JUAN CARLOS AGUILAR, O CÓMO PINTAR LA LUZ Y LA SOMBRA
Escribir sobre intenciones, sobre argumentos concretos, sobre las claves que rigen un pensamiento, sobre los hilos que se tejen a lo largo de un procedimiento creativo, es hablar sobre pintura-pintura, sobre Juan Carlos Aguilar, sobre argumentaciones informalistas, sobre abstracción.
Juan Carlos Aguilar nos plantea la idea del arte como proceso. Es, ante todo, esencialista al ceñirse estrictamente a la noción de representación: los colores puros y sus opuestos determinan evocaciones que arrastran llevando a la pintura a sus mismas fronteras al depurarla con la finalidad de relatar aquello que consideramos primario. Su pintura, a la par, se complementa con la acción, con infinitud de trazos entreverados que nos son sino la huella de un tiempo limitado que quiere evitar la idea de finitud.

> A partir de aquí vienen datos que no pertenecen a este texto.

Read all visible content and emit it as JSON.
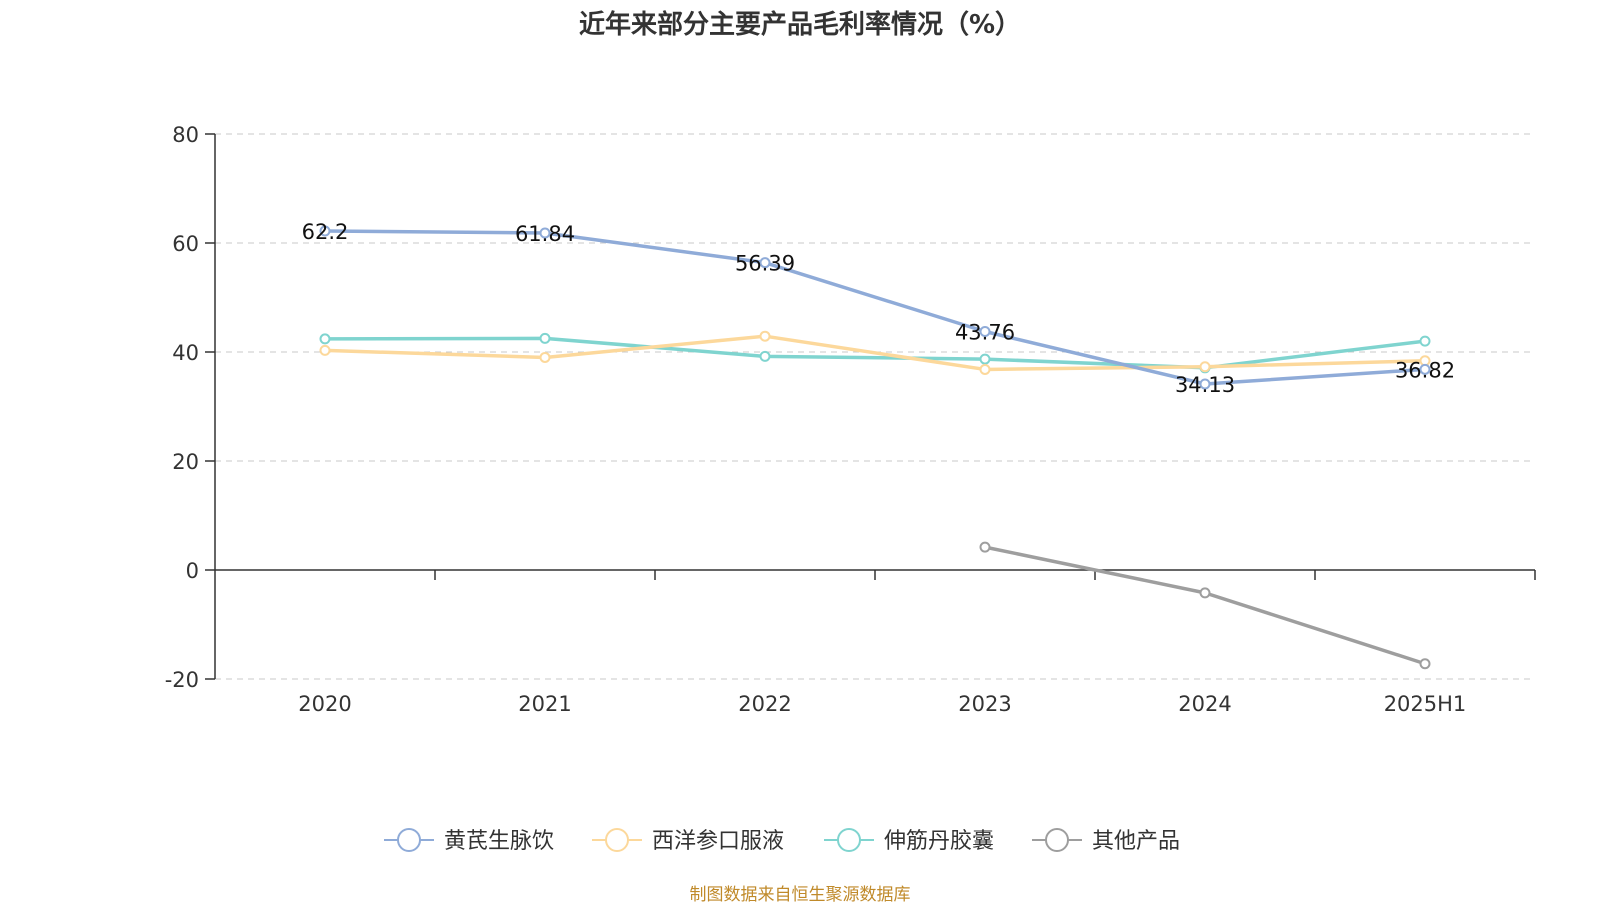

Y lo hace con un lenguaje propio al establecer un juego entre la superficie espatulada, lo lleno, el vacío y, sobre todo, el color. Persigue con ello organizar una estructura compleja basada, paradójicamente, en destellos sencillos que no tienen un punto de fuga concreto, no hay centro y por lo tanto, como abstracción que es, se puede prescindir de cualquier argumento, a excepción de esa búsqueda incesante y obsesiva de lo inherente. O, quizá, sí tiene argumento. El observador es quién debe decidir. No obstante, hay que decir que de ello se desprende una gramática donde la improvisación, la maraña, el trazo y las líneas divergentes son consustanciales a una concepción netamente pictórica: la obra se rige a tenor de múltiples trayectorias de fuerzas y de desmejanzas que nos aportan el término de transitoriedad; una fuerza en la que el color, como señalara Georges Vantongerloo, es el corazón de su pintura; color que se mezcla con algunos principios filosóficos orientales en una especia de alquimia.
Aquí, quizá, se personifica el significado de la temporalidad, huyendo de cualquier relato figurativo, a pesar de intuir en sus obras un paisaje, un atardecer o un mar encrespado: sólo la distribución que hace de los elementos y el ritmo que les va dando son más que suficientes para llenar de manera compulsiva, sobreponiendo gesto y color, sus cuadros.
Hay, pues, en su obra un concepto procesual o, dicho de otro modo, existe un debate personal sobre la finitud y esa búsqueda incesante que nos atenaza para jugar de manera persistente con luces y sombras; una porfía en esta edad tan ambigua de la posverdad.